Taking responsibility, driving renewal
By signing the Paris Climate Agreement in 2015, the global community agreed to make efforts to limit anthropogenic warming of the global average temperature to 1.5°C. To meet this global challenge, the European Union has set itself the goals of becoming climate neutral by 2050 and, achieving a reduction of greenhouse gas emissions of at least 55 per cent within the EU by 2030.
In the process of implementing these goals, Germany will phase out both nuclear and coal-fired power as alongside executing a wide range of other measures to counter the consequences of climate change for our society and future generations. At the same time, the consistent orientation towards climate neutrality offers the potential for sustainable growth and thus for preserving our well-being, social cohesion and the environment.
The necessary course must be set now. Our goal is to achieve the German and European climate targets efficiently, reliably and in a socially just and equitable manner. To achieve this, the implementation strategy for climate neutrality must be designed more consistently, coherently and transparently than in the past and must be put into action quickly. In accordance with the recommendations of the Leopoldina, it should follow three guidelines:
- The binding targets agreed at European level on the basis of the Paris Climate Agreement must be effectively achieved.
- This must be done in a socially balanced way and not at the expense of individual groups or regions.
- For this purpose, those instruments should be selected that entail the lowest possible economic costs.
Triggering a surge in innovation and investment
Innovation will play a decisive role in achieving climate neutrality and enabling sustainable growth. Across all sectors, the process of decarbonisation requires technological leaps that must be driven forward with greater vigour. This will also enable us to strengthen our competitiveness in the global markets for climate-friendly technologies in the future.
Germany and Europe must use their advantageous positions to become world market leaders in climate protection technologies. The opportunities are enormous: according to a Capgemini study, a consistent focus on climate innovation would generate €802 billion in additional gross value added in Europe and 11.6 million additional jobs. At the same time, the International Energy Agency has calculated that ”almost half of all the additional emissions reductions in 2050 relative to current policy plans would be from technologies that have not yet reached the market today.” The current pace of innovation therefore urgently needs to be increased by shortening and accelerating innovation cycles, especially in the areas of research and development, as well as the demonstration and scaling up of these technologies in the market.
It must be the goal of far-sighted politics to immediately create reliable and technologically open framework conditions that consistently promote climate-friendly innovations. The underlying guiding principle should be: climate-friendly economic activity and behaviour should be economically viable.

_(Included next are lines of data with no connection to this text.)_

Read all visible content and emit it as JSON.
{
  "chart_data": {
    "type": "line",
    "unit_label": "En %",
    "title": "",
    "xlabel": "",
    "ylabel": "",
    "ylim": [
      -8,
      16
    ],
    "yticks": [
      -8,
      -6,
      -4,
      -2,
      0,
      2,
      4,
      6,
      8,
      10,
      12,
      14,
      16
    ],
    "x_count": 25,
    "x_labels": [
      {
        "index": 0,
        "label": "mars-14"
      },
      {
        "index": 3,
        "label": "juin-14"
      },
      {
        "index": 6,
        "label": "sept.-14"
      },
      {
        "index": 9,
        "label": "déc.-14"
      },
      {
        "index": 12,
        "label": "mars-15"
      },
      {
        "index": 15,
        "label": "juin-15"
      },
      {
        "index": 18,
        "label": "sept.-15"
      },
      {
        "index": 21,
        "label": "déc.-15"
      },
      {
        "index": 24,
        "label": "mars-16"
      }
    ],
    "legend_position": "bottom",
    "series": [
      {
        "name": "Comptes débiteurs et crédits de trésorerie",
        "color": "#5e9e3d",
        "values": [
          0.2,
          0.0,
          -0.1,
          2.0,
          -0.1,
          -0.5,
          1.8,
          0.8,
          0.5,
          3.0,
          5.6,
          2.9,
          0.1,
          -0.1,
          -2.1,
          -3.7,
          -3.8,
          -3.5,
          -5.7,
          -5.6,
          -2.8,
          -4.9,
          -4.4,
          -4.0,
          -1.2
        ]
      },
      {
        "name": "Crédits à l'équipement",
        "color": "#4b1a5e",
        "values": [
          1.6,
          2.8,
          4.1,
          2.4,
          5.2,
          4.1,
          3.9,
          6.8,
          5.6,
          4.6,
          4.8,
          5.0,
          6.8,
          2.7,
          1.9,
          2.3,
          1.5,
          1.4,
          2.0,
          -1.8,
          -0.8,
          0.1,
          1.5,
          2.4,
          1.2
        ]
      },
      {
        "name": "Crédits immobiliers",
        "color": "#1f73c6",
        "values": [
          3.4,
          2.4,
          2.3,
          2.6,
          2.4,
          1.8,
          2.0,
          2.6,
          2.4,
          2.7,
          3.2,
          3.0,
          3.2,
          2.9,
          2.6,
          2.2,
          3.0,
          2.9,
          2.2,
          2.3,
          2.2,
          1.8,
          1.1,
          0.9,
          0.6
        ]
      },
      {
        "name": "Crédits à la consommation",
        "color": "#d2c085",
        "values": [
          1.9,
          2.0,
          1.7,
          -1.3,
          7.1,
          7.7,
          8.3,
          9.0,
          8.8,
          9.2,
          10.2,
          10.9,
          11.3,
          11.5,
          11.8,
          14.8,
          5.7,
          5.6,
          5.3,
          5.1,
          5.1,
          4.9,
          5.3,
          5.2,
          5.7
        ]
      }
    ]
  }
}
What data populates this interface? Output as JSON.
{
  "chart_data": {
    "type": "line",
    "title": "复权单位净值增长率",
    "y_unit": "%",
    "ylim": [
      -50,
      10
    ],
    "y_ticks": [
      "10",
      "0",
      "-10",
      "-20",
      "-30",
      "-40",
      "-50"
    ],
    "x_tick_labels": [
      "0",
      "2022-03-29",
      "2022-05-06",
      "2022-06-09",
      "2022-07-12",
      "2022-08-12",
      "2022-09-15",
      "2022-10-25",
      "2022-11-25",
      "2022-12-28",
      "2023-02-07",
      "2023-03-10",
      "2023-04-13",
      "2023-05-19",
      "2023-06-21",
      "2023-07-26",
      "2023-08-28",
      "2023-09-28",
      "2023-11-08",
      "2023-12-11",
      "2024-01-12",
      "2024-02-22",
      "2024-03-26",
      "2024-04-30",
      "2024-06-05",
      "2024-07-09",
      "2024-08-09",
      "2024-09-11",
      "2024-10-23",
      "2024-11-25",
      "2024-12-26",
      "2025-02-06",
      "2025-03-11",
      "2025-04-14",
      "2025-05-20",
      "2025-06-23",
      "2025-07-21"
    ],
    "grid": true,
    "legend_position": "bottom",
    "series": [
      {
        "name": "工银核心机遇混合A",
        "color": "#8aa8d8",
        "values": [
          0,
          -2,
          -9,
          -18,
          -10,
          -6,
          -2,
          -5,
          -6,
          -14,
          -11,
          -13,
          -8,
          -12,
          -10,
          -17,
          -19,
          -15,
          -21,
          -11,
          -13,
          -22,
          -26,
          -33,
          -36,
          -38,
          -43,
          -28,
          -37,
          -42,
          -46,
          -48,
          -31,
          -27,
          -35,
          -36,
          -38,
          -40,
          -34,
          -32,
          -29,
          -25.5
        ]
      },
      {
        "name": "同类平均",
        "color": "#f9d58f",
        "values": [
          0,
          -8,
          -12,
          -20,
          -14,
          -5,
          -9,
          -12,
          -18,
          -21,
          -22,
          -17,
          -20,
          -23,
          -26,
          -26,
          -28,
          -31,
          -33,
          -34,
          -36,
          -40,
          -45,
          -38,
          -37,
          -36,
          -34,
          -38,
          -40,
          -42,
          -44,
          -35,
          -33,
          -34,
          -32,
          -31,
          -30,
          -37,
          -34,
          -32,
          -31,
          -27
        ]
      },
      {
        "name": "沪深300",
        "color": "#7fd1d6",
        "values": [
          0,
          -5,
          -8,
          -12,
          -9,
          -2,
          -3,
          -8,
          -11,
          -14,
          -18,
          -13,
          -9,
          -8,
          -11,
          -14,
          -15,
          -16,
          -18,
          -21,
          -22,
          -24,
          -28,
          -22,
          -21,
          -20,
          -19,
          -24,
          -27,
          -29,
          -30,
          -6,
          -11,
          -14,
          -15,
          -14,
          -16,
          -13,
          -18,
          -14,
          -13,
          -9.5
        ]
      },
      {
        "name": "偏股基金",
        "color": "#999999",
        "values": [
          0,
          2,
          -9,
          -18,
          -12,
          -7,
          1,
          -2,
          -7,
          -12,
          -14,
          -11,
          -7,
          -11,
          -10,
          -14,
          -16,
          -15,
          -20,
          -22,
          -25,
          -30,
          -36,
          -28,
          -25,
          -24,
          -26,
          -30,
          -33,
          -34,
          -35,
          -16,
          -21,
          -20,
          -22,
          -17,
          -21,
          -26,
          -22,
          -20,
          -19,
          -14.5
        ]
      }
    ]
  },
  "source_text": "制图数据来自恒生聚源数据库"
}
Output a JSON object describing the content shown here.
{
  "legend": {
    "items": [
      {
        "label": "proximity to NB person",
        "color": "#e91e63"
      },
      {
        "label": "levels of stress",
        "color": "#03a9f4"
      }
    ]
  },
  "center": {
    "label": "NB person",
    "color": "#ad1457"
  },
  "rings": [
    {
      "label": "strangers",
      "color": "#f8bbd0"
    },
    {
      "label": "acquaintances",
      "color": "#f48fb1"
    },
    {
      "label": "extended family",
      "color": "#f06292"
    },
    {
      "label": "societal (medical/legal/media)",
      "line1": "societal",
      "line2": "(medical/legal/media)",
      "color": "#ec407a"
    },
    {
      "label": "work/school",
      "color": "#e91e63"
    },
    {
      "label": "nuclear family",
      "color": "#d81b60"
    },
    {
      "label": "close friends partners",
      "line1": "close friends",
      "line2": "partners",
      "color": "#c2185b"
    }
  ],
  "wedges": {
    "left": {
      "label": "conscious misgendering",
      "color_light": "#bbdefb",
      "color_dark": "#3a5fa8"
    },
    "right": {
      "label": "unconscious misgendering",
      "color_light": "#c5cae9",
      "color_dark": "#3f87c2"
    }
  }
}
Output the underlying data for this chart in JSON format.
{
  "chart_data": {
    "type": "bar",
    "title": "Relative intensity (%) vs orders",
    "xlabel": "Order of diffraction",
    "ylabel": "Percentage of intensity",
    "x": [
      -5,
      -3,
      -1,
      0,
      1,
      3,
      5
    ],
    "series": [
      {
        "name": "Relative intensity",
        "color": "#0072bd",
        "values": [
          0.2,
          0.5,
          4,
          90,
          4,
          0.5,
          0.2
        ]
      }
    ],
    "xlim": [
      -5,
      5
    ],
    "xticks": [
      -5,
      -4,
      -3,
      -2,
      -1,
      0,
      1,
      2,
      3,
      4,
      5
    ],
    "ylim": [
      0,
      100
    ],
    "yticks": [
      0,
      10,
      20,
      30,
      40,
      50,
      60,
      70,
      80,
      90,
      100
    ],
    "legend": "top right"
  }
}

In the spirit of a social and ecological market economy, we must give the path to climate neutrality a binding framework. For the necessary massive acceleration of climate innovations, we need an overall concept that is open to sustainable technologies and consists of market-based instruments such as emissions trading, support measures, regulation and a reform of taxes, levies, charges and fees that are CO2-oriented. Ideally, a global or at least European CO2 price for all sectors is of crucial importance. The revenues generated from this must in turn be used to support the transformation process.
This leads to central questions that we must answer urgently, with socially sustainable concepts:
- How can an effective CO2 certificate trade for all sectors and a climate protection-consistent reform of the tax and levy system be designed and implemented?
- What steps are needed for a cross-border CO2 price signal from the EU with other states such as the USA, Australia, China and Japan to strive towards a global CO2 price that complies with trade law?
- How do we achieve effective international climate protection and prevent emissions from merely being shifted to other states and regions?
- What instruments and incentives do we need for a competitive, accelerated expansion of renewable energies and the strengthening of the integration of different sectors in the energy industry (sector coupling)?
- How can we shorten innovation cycles, create a market framework for climate-neutral gases, especially hydrogen, and build and develop the necessary infrastructure for this?
- How can the application of digitalisation be used to promote the goal of climate protection, and make our energy systems and markets more transparent, efficient, and innovative?
EPICO KlimaInnovation is taking on the task of providing policy-makers with solutions to these and other issues and contributing to their implementation.